For city officials in Ellsworth and Portland, being tasked with conforming to Maine’s landmark housing law was an opportunity to do more than come into compliance. It was a chance to make transformative land use reforms.
The legislation signed into law by Gov. Janet Mills last year, L.D. 2003, required Maine municipalities to adopt standards around affordable housing, permitted residential uses and accessory dwelling units. Those included allowing more than one unit to be built on any lot already zoned for single-family housing and permitting additional density for affordable housing developments in a community’s “growth” areas.
The aim of the overhaul was to increase housing, and a study conducted as part of it found that Maine needs to nearly double annual housing production through 2030 to fix historic underproduction and meet expected population growth.
Cities and towns with a council-style government had to conform to the law’s standards by Jan 1, 2024. Municipalities governed by town meetings have until July 1.
The new legislation has been contentious, particularly in southern Maine communities with the state’s strictest housing laws. But Ellsworth and Portland emerged as cities that marshaled wide support for ordinances going beyond the law’s requirements.
In Portland, the city council finalized a large set of changes in December that will allow four units plus two accessory dwellings on all mainland single-family lots. Policymakers also aimed to increase density by exempting the first four units in residential projects from off-street parking requirements.
These standards are the result of months of advocacy from city planners and Portland residents, but notably, too, of a coalition between groups that often oppose each other in city politics, including the Portland Regional Chamber of Commerce and the Maine chapter of Democratic Socialists of America.
To Quincy Hentzel, CEO of the regional chamber, going beyond L.D. 2003’s base requirements to promote more housing in Portland was a no-brainer. The future of Maine’s workforce counted on city officials doing more, she said.
“You honestly cannot have a conversation with any employer, regardless of industry or size, who is not having challenges with their employees finding affordable places to live, and it’s really, it’s been a huge challenge in a city like Portland,” she said. “We really need to recruit people from all over to come to Maine, but if you can’t find housing for people, they just cannot move here.”
Limited land availability in Portland has long been a barrier to developing housing there, Hentzel said. Allowing fourplexes to be built in any lot zoned as residential is a “modest” step forward, but it will increase housing opportunities in the city, she said.
Maximizing existing residential lots was, in part, the legislative intent behind L.D. 2003, according to testimony from the bill’s sponsor, former Speaker of the Maine House Representatives Ryan Fecteau.
“[The environmental community] appreciate the proposals in this bill because they promote density and infill in land already zoned for housing,” Fecteau testified in March last year.

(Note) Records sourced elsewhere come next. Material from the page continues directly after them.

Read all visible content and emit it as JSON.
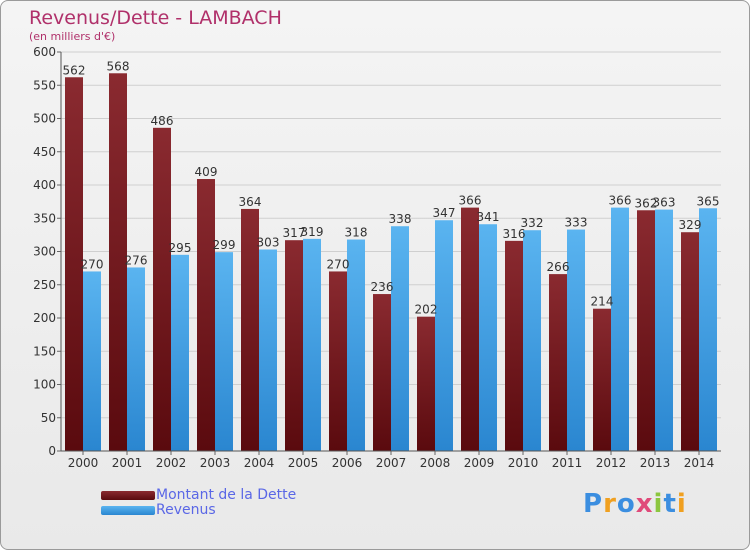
{
  "chart_data": {
    "type": "bar",
    "title": "Revenus/Dette - LAMBACH",
    "subtitle": "(en milliers d'€)",
    "categories": [
      "2000",
      "2001",
      "2002",
      "2003",
      "2004",
      "2005",
      "2006",
      "2007",
      "2008",
      "2009",
      "2010",
      "2011",
      "2012",
      "2013",
      "2014"
    ],
    "series": [
      {
        "name": "Montant de la Dette",
        "values": [
          562,
          568,
          486,
          409,
          364,
          317,
          270,
          236,
          202,
          366,
          316,
          266,
          214,
          362,
          329
        ],
        "color": "#7a1e22"
      },
      {
        "name": "Revenus",
        "values": [
          270,
          276,
          295,
          299,
          303,
          319,
          318,
          338,
          347,
          341,
          332,
          333,
          366,
          363,
          365
        ],
        "color": "#4aa3e6"
      }
    ],
    "ylim": [
      0,
      600
    ],
    "yticks": [
      0,
      50,
      100,
      150,
      200,
      250,
      300,
      350,
      400,
      450,
      500,
      550,
      600
    ],
    "grid": true,
    "legend": "bottom-left"
  },
  "brand": {
    "letters": [
      "P",
      "r",
      "o",
      "x",
      "i",
      "t",
      "i"
    ],
    "colors": [
      "#3b8ee0",
      "#f0a020",
      "#3b8ee0",
      "#e04a7a",
      "#8cc63f",
      "#3b8ee0",
      "#f0a020"
    ]
  }
}
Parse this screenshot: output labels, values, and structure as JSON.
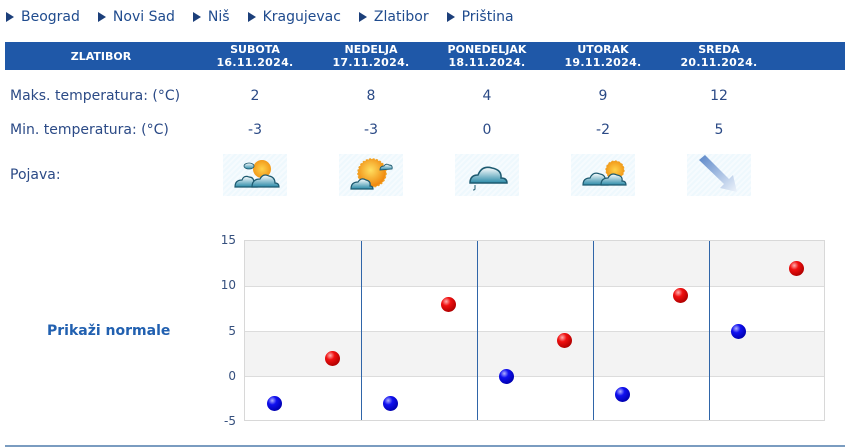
{
  "nav": {
    "cities": [
      {
        "label": "Beograd"
      },
      {
        "label": "Novi Sad"
      },
      {
        "label": "Niš"
      },
      {
        "label": "Kragujevac"
      },
      {
        "label": "Zlatibor"
      },
      {
        "label": "Priština"
      }
    ]
  },
  "header": {
    "location": "ZLATIBOR",
    "days": [
      {
        "name": "SUBOTA",
        "date": "16.11.2024."
      },
      {
        "name": "NEDELJA",
        "date": "17.11.2024."
      },
      {
        "name": "PONEDELJAK",
        "date": "18.11.2024."
      },
      {
        "name": "UTORAK",
        "date": "19.11.2024."
      },
      {
        "name": "SREDA",
        "date": "20.11.2024."
      }
    ]
  },
  "rows": {
    "max_label": "Maks. temperatura: (°C)",
    "min_label": "Min. temperatura: (°C)",
    "pojava_label": "Pojava:",
    "max_values": [
      "2",
      "8",
      "4",
      "9",
      "12"
    ],
    "min_values": [
      "-3",
      "-3",
      "0",
      "-2",
      "5"
    ],
    "pojava_icons": [
      "partly-cloudy-icon",
      "mostly-sunny-icon",
      "cloudy-drizzle-icon",
      "partly-cloudy-sun-icon",
      "wind-arrow-icon"
    ]
  },
  "normals_link": "Prikaži normale",
  "colors": {
    "header_bg": "#1f58a8",
    "text": "#2b4a86",
    "max_dot": "#e00000",
    "min_dot": "#0000d0",
    "divider": "#2f65a8"
  },
  "chart_data": {
    "type": "scatter",
    "title": "",
    "xlabel": "",
    "ylabel": "",
    "categories": [
      "16.11.2024.",
      "17.11.2024.",
      "18.11.2024.",
      "19.11.2024.",
      "20.11.2024."
    ],
    "series": [
      {
        "name": "Min. temperatura",
        "color": "#0000d0",
        "values": [
          -3,
          -3,
          0,
          -2,
          5
        ]
      },
      {
        "name": "Maks. temperatura",
        "color": "#e00000",
        "values": [
          2,
          8,
          4,
          9,
          12
        ]
      }
    ],
    "ylim": [
      -5,
      15
    ],
    "yticks": [
      "15",
      "10",
      "5",
      "0",
      "-5"
    ],
    "grid": true,
    "alternating_bands": true,
    "legend": "none"
  }
}
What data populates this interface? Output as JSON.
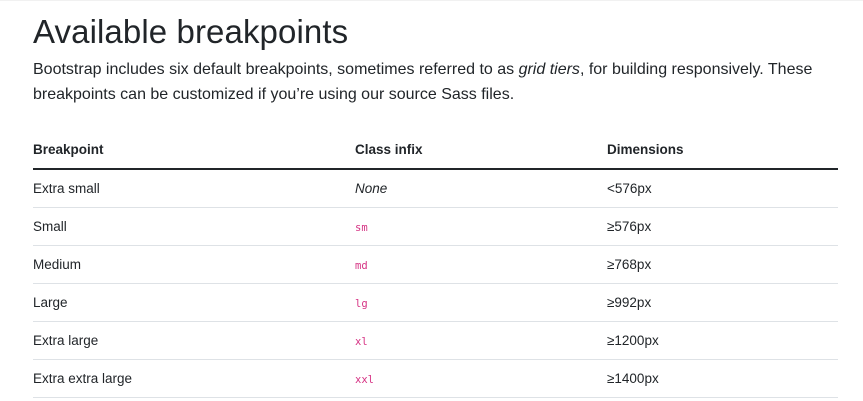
{
  "section": {
    "title": "Available breakpoints",
    "intro_before": "Bootstrap includes six default breakpoints, sometimes referred to as ",
    "intro_em": "grid tiers",
    "intro_after": ", for building responsively. These breakpoints can be customized if you’re using our source Sass files."
  },
  "table": {
    "headers": [
      "Breakpoint",
      "Class infix",
      "Dimensions"
    ],
    "rows": [
      {
        "breakpoint": "Extra small",
        "infix": "None",
        "dimensions": "<576px"
      },
      {
        "breakpoint": "Small",
        "infix": "sm",
        "dimensions": "≥576px"
      },
      {
        "breakpoint": "Medium",
        "infix": "md",
        "dimensions": "≥768px"
      },
      {
        "breakpoint": "Large",
        "infix": "lg",
        "dimensions": "≥992px"
      },
      {
        "breakpoint": "Extra large",
        "infix": "xl",
        "dimensions": "≥1200px"
      },
      {
        "breakpoint": "Extra extra large",
        "infix": "xxl",
        "dimensions": "≥1400px"
      }
    ]
  },
  "colors": {
    "text": "#212529",
    "code": "#d63384",
    "row_border": "#dee2e6"
  }
}
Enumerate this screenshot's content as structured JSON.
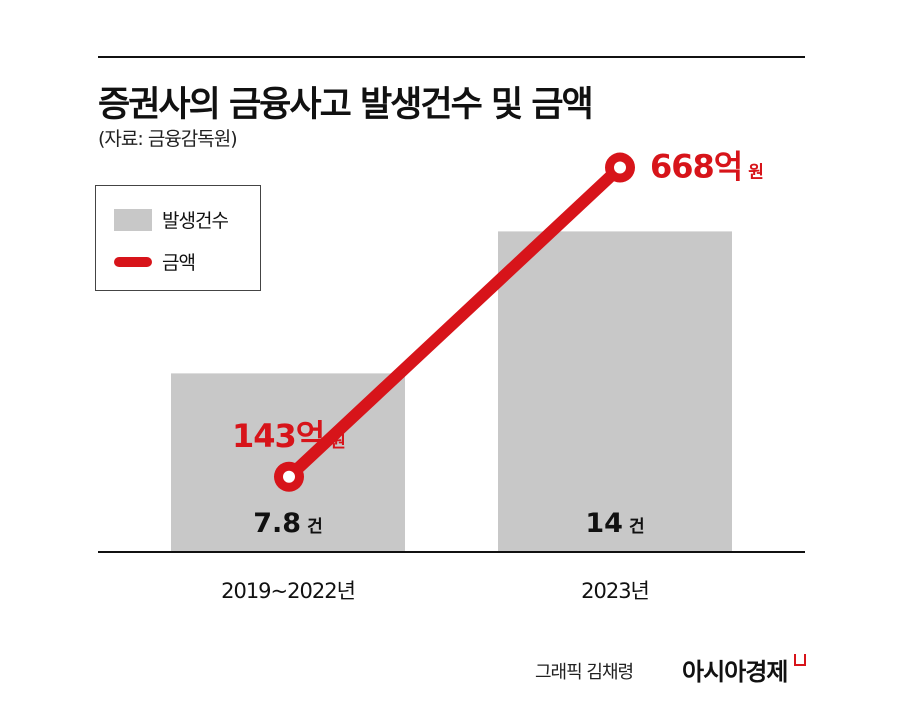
{
  "title": "증권사의 금융사고 발생건수 및 금액",
  "subtitle": "(자료: 금융감독원)",
  "credit": "그래픽 김채령",
  "logo": "아시아경제",
  "colors": {
    "bar": "#c8c8c8",
    "line": "#d7141a",
    "text": "#111111"
  },
  "chart_data": {
    "type": "bar+line",
    "categories": [
      "2019~2022년",
      "2023년"
    ],
    "series": [
      {
        "name": "발생건수",
        "type": "bar",
        "values": [
          7.8,
          14
        ],
        "labels": [
          "7.8",
          "14"
        ],
        "unit": "건"
      },
      {
        "name": "금액",
        "type": "line",
        "values": [
          143,
          668
        ],
        "labels": [
          "143억",
          "668억"
        ],
        "unit": "원"
      }
    ],
    "legend": {
      "placement": "top-left",
      "entries": [
        "발생건수",
        "금액"
      ]
    },
    "grid": false
  }
}
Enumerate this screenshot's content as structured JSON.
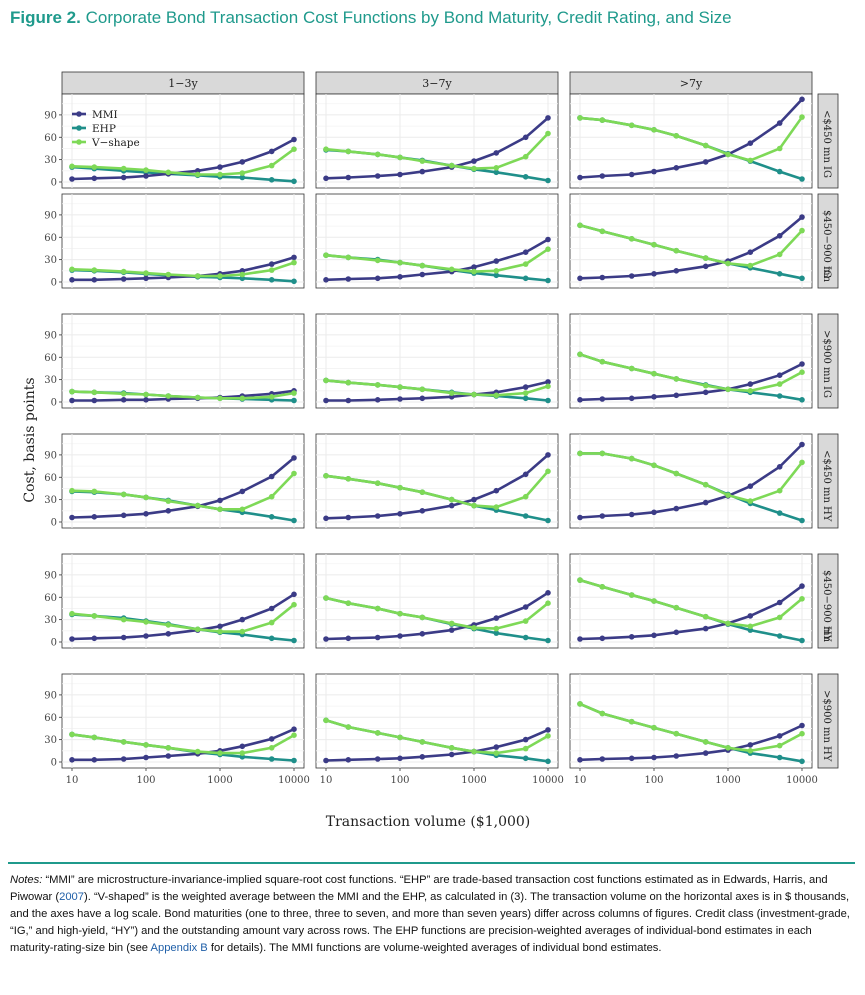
{
  "figure": {
    "label": "Figure 2.",
    "title": "Corporate Bond Transaction Cost Functions by Bond Maturity, Credit Rating, and Size"
  },
  "notes": {
    "lead": "Notes:",
    "text_a": " “MMI” are microstructure-invariance-implied square-root cost functions. “EHP” are trade-based transaction cost functions estimated as in Edwards, Harris, and Piwowar (",
    "cite_year": "2007",
    "text_b": "). “V-shaped” is the weighted average between the MMI and the EHP, as calculated in (3). The transaction volume on the horizontal axes is in $ thousands, and the axes have a log scale. Bond maturities (one to three, three to seven, and more than seven years) differ across columns of figures. Credit class (investment-grade, “IG,” and high-yield, “HY”) and the outstanding amount vary across rows. The EHP functions are precision-weighted averages of individual-bond estimates in each maturity-rating-size bin (see ",
    "appendix_link": "Appendix B",
    "text_c": " for details). The MMI functions are volume-weighted averages of individual bond estimates."
  },
  "colors": {
    "MMI": "#3b3b86",
    "EHP": "#1f8f8a",
    "V-shape": "#7ed957",
    "title": "#1f9a8c",
    "strip_bg": "#d9d9d9",
    "grid": "#ebebeb"
  },
  "chart_data": {
    "type": "line",
    "xlabel": "Transaction volume ($1,000)",
    "ylabel": "Cost, basis points",
    "x_scale": "log",
    "xlim": [
      10,
      10000
    ],
    "ylim": [
      0,
      110
    ],
    "x_ticks": [
      10,
      100,
      1000,
      10000
    ],
    "x_tick_labels": [
      "10",
      "100",
      "1000",
      "10000"
    ],
    "y_ticks": [
      0,
      30,
      60,
      90
    ],
    "y_tick_labels": [
      "0",
      "30",
      "60",
      "90"
    ],
    "y_minor_ticks": [
      15,
      45,
      75,
      105
    ],
    "legend": {
      "placement": "top-left of first panel",
      "entries": [
        "MMI",
        "EHP",
        "V−shape"
      ]
    },
    "x": [
      10,
      20,
      50,
      100,
      200,
      500,
      1000,
      2000,
      5000,
      10000
    ],
    "columns": [
      "1−3y",
      "3−7y",
      ">7y"
    ],
    "rows": [
      {
        "rating": "IG",
        "size": "<$450 mn"
      },
      {
        "rating": "IG",
        "size": "$450−900 mn"
      },
      {
        "rating": "IG",
        "size": ">$900 mn"
      },
      {
        "rating": "HY",
        "size": "<$450 mn"
      },
      {
        "rating": "HY",
        "size": "$450−900 mn"
      },
      {
        "rating": "HY",
        "size": ">$900 mn"
      }
    ],
    "panels": [
      [
        {
          "MMI": [
            4,
            5,
            6,
            8,
            11,
            15,
            20,
            27,
            41,
            57
          ],
          "EHP": [
            20,
            18,
            15,
            13,
            11,
            9,
            7,
            6,
            3,
            1
          ],
          "V": [
            21,
            20,
            18,
            16,
            13,
            10,
            10,
            12,
            22,
            44
          ]
        },
        {
          "MMI": [
            3,
            3,
            4,
            5,
            6,
            8,
            11,
            15,
            24,
            33
          ],
          "EHP": [
            16,
            15,
            13,
            11,
            9,
            7,
            6,
            5,
            3,
            1
          ],
          "V": [
            17,
            16,
            14,
            12,
            10,
            8,
            8,
            10,
            16,
            26
          ]
        },
        {
          "MMI": [
            2,
            2,
            3,
            3,
            4,
            5,
            6,
            8,
            11,
            15
          ],
          "EHP": [
            14,
            13,
            12,
            10,
            8,
            6,
            5,
            4,
            3,
            2
          ],
          "V": [
            14,
            13,
            11,
            10,
            8,
            6,
            5,
            5,
            7,
            12
          ]
        },
        {
          "MMI": [
            6,
            7,
            9,
            11,
            15,
            21,
            29,
            41,
            61,
            86
          ],
          "EHP": [
            41,
            40,
            37,
            33,
            29,
            22,
            17,
            13,
            7,
            2
          ],
          "V": [
            42,
            41,
            37,
            33,
            28,
            22,
            17,
            17,
            34,
            65
          ]
        },
        {
          "MMI": [
            4,
            5,
            6,
            8,
            11,
            16,
            21,
            30,
            45,
            64
          ],
          "EHP": [
            37,
            35,
            32,
            28,
            24,
            17,
            13,
            10,
            5,
            2
          ],
          "V": [
            38,
            35,
            30,
            27,
            23,
            17,
            14,
            14,
            26,
            50
          ]
        },
        {
          "MMI": [
            3,
            3,
            4,
            6,
            8,
            11,
            15,
            21,
            31,
            44
          ],
          "EHP": [
            37,
            33,
            27,
            23,
            19,
            13,
            10,
            7,
            4,
            2
          ],
          "V": [
            37,
            33,
            27,
            23,
            19,
            14,
            12,
            12,
            19,
            36
          ]
        }
      ],
      [
        {
          "MMI": [
            5,
            6,
            8,
            10,
            14,
            20,
            28,
            39,
            60,
            86
          ],
          "EHP": [
            43,
            41,
            37,
            33,
            29,
            22,
            17,
            13,
            7,
            2
          ],
          "V": [
            44,
            41,
            37,
            33,
            28,
            22,
            18,
            19,
            34,
            65
          ]
        },
        {
          "MMI": [
            3,
            4,
            5,
            7,
            10,
            14,
            20,
            28,
            40,
            57
          ],
          "EHP": [
            36,
            33,
            30,
            26,
            22,
            16,
            12,
            9,
            5,
            2
          ],
          "V": [
            36,
            33,
            29,
            26,
            22,
            17,
            14,
            15,
            24,
            44
          ]
        },
        {
          "MMI": [
            2,
            2,
            3,
            4,
            5,
            7,
            10,
            13,
            20,
            27
          ],
          "EHP": [
            29,
            26,
            23,
            20,
            17,
            13,
            10,
            8,
            5,
            2
          ],
          "V": [
            29,
            26,
            23,
            20,
            17,
            12,
            10,
            9,
            12,
            21
          ]
        },
        {
          "MMI": [
            5,
            6,
            8,
            11,
            15,
            22,
            30,
            42,
            64,
            90
          ],
          "EHP": [
            62,
            58,
            52,
            46,
            40,
            30,
            22,
            16,
            8,
            2
          ],
          "V": [
            62,
            58,
            52,
            46,
            40,
            30,
            22,
            20,
            34,
            68
          ]
        },
        {
          "MMI": [
            4,
            5,
            6,
            8,
            11,
            16,
            23,
            32,
            47,
            66
          ],
          "EHP": [
            59,
            52,
            45,
            38,
            33,
            24,
            18,
            12,
            6,
            2
          ],
          "V": [
            59,
            52,
            45,
            38,
            33,
            25,
            19,
            18,
            28,
            52
          ]
        },
        {
          "MMI": [
            2,
            3,
            4,
            5,
            7,
            10,
            14,
            20,
            30,
            43
          ],
          "EHP": [
            56,
            47,
            39,
            33,
            27,
            19,
            14,
            9,
            5,
            1
          ],
          "V": [
            56,
            47,
            39,
            33,
            27,
            19,
            14,
            12,
            18,
            35
          ]
        }
      ],
      [
        {
          "MMI": [
            6,
            8,
            10,
            14,
            19,
            27,
            37,
            52,
            79,
            111
          ],
          "EHP": [
            86,
            83,
            76,
            70,
            62,
            49,
            38,
            28,
            14,
            4
          ],
          "V": [
            86,
            83,
            76,
            70,
            62,
            49,
            37,
            29,
            45,
            87
          ]
        },
        {
          "MMI": [
            5,
            6,
            8,
            11,
            15,
            21,
            28,
            40,
            62,
            87
          ],
          "EHP": [
            76,
            68,
            58,
            50,
            42,
            32,
            25,
            19,
            11,
            5
          ],
          "V": [
            76,
            68,
            58,
            50,
            42,
            32,
            25,
            22,
            37,
            69
          ]
        },
        {
          "MMI": [
            3,
            4,
            5,
            7,
            9,
            13,
            17,
            24,
            36,
            51
          ],
          "EHP": [
            64,
            54,
            45,
            38,
            31,
            23,
            17,
            13,
            8,
            3
          ],
          "V": [
            64,
            54,
            45,
            38,
            31,
            22,
            17,
            15,
            24,
            40
          ]
        },
        {
          "MMI": [
            6,
            8,
            10,
            13,
            18,
            26,
            35,
            48,
            74,
            104
          ],
          "EHP": [
            92,
            92,
            85,
            76,
            65,
            50,
            37,
            25,
            12,
            2
          ],
          "V": [
            92,
            92,
            85,
            76,
            65,
            50,
            36,
            28,
            42,
            80
          ]
        },
        {
          "MMI": [
            4,
            5,
            7,
            9,
            13,
            18,
            25,
            35,
            53,
            75
          ],
          "EHP": [
            83,
            74,
            63,
            55,
            46,
            34,
            24,
            16,
            8,
            2
          ],
          "V": [
            83,
            74,
            63,
            55,
            46,
            34,
            25,
            21,
            33,
            58
          ]
        },
        {
          "MMI": [
            3,
            4,
            5,
            6,
            8,
            12,
            16,
            23,
            35,
            49
          ],
          "EHP": [
            78,
            65,
            54,
            46,
            38,
            27,
            19,
            12,
            6,
            1
          ],
          "V": [
            78,
            65,
            54,
            46,
            38,
            27,
            19,
            15,
            22,
            38
          ]
        }
      ]
    ]
  }
}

In Ellsworth, city planner Matt Williams took implementing L.D. 2003 as an opportunity not only to promote denser, infill development in growth areas, he accompanied those changes with restrictions to short-term rentals in Ellsworth.
Both Ellsworth and Portland already had ordinances on the books that conformed to a few of L.D. 2003’s requirements, such as allowing accessory dwelling units to be built on single-family residential lots. But sometimes, accessory dwelling units can be built as investment properties and leased out as short-term rentals, which take up a “significant portion” of Ellsworth’s available housing stock for year-round residents, Williams said.
To regulate short-term rentals as the rules governing accessory dwelling units become more permissive, Williams created an ordinance stating that for the first 10 years after someone builds an accessory dwelling unit as a result of L.D. 2003, they cannot rent it out for fewer than 28 days.
“It has to be a year-round rental to help with [or] potentially offset some of the housing shortage, and not just encouraging development for a vacation rental,” he said.
These bold changes alone won’t be enough to make housing affordable in Ellsworth and Portland, city officials said. But opening up single-family lots to accommodate additional units and incentivizing affordable housing construction will help alleviate the acute housing shortage in those cities.
“To even modestly increase housing, at this stage, we will take whatever housing we can get,” said Hentzel.
All municipalities are on track to conform to L.D. 2003 by their respective January and July deadlines, according to Rebecca Graham, a senior legislative advocate at Maine Municipal Association. However, MMA does not track where each community is in that process, and there is no enforcement mechanism if a municipality does not conform, Graham said.